Gier and her husband, Don, of Sugarmill Woods and Ohio, met their friends, Herb and Norma Law, of Rainbow Springs, at the airport. The Laws attended last year’s fly- over and had encouraged their friends to join them.

“We’re on vacation time, so we’re not used to getting up this early. But this was a neat thing,” Don Gier said. “As we like to say among the four of us, this was a nice adventure.”

For a busload of people on an Elderhostel tour seeing the fly-over of the cranes was an unexpected treat. With the cold temperatures, their scheduled canoe trip on the Weeki Wachee River was canceled.

Learning of the fly-over event, they left Brooksville at 6 a.m. to catch a glimpse of the cranes, said Joyce Hren of North Carolina. They had the opportunity about 9 a.m. when four ultra lights and their seven charges were spotted way off on the horizon.

The noise level of the crowd dropped as “craniacs,” the word coined by the staff of Operation Migration in reference to crane enthusiasts, looked upward. They aimed binoculars, cell phone cameras and digital cameras with huge lenses toward the sky with hopes of getting a good look or photos.

Riding the draft of pilot Brooke Pennybacker’s ultra light, were the seven juvenile cranes. Good flying conditions allowed Pennybacker and the other three pilots to circle the tarmac giving the appreciative crowd a second gander of the whooping cranes.

The cranes were then led to Halpata Tastanki Preserve for the day. Friday morning, on day 88 of the migration, weather conditions permitted the pilots to lead the cranes to the Chassahowitzka National Wildlife Refuge.

Over the past months, the cage conditions for the cranes at the refuge were improved. Last February a storm killed all but one crane of the class of 2007.

If the water level starts to rise, it triggers a door in the netted cage to open and release the birds, Joan Garland of the International Crane Foundation, told the concerned craniacs during a question-and-answer session.

Last year, Art and Christine Burns traveled to Homosassa to see the cranes on the final leg of the yearly migration. Impressed with what they saw, they braved the chilly morning to see the cranes again.

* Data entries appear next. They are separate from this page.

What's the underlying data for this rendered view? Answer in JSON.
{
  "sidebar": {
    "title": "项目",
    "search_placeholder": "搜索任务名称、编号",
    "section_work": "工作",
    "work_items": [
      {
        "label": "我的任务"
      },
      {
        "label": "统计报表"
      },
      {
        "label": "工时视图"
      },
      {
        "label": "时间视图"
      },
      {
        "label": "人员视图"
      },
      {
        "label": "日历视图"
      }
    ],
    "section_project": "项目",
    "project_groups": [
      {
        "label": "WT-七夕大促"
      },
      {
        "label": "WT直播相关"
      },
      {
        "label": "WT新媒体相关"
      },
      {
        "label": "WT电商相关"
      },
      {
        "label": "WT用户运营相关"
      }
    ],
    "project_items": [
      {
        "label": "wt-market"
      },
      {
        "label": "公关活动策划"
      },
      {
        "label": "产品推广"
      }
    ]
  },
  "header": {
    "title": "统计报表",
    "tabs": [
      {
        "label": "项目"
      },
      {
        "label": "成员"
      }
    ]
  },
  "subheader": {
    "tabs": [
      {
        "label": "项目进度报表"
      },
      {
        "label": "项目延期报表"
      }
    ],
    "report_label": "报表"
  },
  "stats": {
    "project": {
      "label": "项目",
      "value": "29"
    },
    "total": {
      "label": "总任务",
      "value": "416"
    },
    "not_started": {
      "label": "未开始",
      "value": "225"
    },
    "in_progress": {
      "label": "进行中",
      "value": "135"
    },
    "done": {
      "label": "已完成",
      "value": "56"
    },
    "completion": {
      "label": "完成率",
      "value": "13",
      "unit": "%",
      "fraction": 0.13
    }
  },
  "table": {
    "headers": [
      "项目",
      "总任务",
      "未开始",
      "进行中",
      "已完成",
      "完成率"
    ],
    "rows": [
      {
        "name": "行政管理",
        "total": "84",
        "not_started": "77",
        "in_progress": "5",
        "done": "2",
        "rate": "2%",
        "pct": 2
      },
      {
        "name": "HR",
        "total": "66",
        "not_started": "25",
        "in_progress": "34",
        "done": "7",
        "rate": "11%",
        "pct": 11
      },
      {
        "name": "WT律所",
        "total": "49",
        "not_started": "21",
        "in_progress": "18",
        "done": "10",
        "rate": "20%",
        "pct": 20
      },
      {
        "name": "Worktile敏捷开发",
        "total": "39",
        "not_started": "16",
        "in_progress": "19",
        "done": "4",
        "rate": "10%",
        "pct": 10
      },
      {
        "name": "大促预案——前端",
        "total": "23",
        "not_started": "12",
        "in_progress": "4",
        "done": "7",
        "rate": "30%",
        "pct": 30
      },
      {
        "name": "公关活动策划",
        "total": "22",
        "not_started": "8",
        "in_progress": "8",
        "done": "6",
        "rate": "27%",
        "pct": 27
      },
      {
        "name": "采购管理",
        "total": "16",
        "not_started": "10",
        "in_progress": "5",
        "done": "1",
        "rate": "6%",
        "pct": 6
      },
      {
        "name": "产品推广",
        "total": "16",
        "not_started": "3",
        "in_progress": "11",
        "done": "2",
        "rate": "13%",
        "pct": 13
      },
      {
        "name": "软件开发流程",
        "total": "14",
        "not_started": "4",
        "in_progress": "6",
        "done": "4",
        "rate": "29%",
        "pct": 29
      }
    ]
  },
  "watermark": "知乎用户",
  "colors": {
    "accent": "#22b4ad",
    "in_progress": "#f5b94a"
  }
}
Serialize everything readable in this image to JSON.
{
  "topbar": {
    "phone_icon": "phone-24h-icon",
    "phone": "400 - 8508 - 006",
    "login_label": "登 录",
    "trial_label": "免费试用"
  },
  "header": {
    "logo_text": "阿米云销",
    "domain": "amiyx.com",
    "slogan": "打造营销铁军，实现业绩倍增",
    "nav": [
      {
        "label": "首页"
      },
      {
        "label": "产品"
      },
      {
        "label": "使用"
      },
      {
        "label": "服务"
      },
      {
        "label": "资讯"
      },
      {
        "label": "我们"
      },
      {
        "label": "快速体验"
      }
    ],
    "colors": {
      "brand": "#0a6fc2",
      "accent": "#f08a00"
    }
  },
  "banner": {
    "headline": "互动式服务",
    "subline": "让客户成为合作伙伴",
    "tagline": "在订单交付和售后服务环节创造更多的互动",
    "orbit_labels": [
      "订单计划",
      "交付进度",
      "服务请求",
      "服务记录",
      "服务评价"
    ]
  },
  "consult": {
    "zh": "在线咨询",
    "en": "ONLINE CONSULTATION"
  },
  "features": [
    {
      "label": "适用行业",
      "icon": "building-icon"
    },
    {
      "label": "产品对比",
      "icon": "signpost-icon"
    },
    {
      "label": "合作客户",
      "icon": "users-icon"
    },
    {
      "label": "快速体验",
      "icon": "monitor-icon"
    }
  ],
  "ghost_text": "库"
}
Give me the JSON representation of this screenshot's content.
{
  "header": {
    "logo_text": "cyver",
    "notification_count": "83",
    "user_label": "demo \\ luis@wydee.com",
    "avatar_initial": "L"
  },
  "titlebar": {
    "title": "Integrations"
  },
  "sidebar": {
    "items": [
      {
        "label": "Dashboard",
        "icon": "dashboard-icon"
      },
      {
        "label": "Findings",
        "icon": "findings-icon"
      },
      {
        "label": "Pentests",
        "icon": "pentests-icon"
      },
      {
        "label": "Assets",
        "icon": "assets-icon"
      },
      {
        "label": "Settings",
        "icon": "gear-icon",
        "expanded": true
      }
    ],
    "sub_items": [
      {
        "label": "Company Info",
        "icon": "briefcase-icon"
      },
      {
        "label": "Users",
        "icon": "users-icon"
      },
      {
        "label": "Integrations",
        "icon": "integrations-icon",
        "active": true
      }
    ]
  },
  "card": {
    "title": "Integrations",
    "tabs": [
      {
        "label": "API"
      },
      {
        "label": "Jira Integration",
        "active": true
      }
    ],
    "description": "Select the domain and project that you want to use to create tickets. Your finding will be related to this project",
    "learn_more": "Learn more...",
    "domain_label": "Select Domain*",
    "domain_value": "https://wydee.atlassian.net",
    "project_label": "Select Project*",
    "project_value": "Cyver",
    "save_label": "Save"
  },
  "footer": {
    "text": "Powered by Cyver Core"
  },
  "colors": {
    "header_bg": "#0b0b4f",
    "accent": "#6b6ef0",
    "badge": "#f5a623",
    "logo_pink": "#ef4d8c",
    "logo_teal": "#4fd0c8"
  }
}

“We’re interested in experiencing Florida,” Art Burns said. The couple moved to Ocala two years ago.

Thanks to the efforts of Monica Trevor, of The Villages, first-graders in Mrs. Grosdidier’s class in Olathe, Kansas, will soon learn about the whooping cranes and the efforts of Operation Migration in teaching the young cranes to migrate. Trevor was entrusted with the students’ cardboard figurine of Flat Stanley, a fictional storybook character who goes on many adventures.

To go along with the reading of the series, teachers often have their students make a paper cutout doll and send it to relatives in other states. Photos of Flat Stanley are then taken to indicate where he has been.

Wanting to see the cranes in person, Trevor brought the students’ Flat Stanley along for the ride. Once the ultra pilots landed, she had one of them hold the cardboard figurine and pose for a photo. She’ll send the photos via e-mail to the class in Kansas.

This year’s 88-day trip was nine days shorter that last year’s despite being down for 11 days in Wisconsin and almost a month in Alabama. The long trip didn’t go unnoticed by craniac Rosemarie Kleuker, of Rainbow Springs.

They give up so much of their personal life to do this for the birds, she said.

Besides the time, there is also much cost associated with the trip. Each mile is estimated to cost $208 on the 1,285-mile journey.

“This is so exciting, what these guys do. I wish I had lots of money to donate to them,” said Loreen Schumacher, of Floral City, seeing the fly-over for the first time.

The 12-member crew of Operation Migration will celebrate their success with a farewell dinner. They will come together again in September in preparation for the ninth trip to Florida.

The cranes will return north on their own in the spring, Garland said.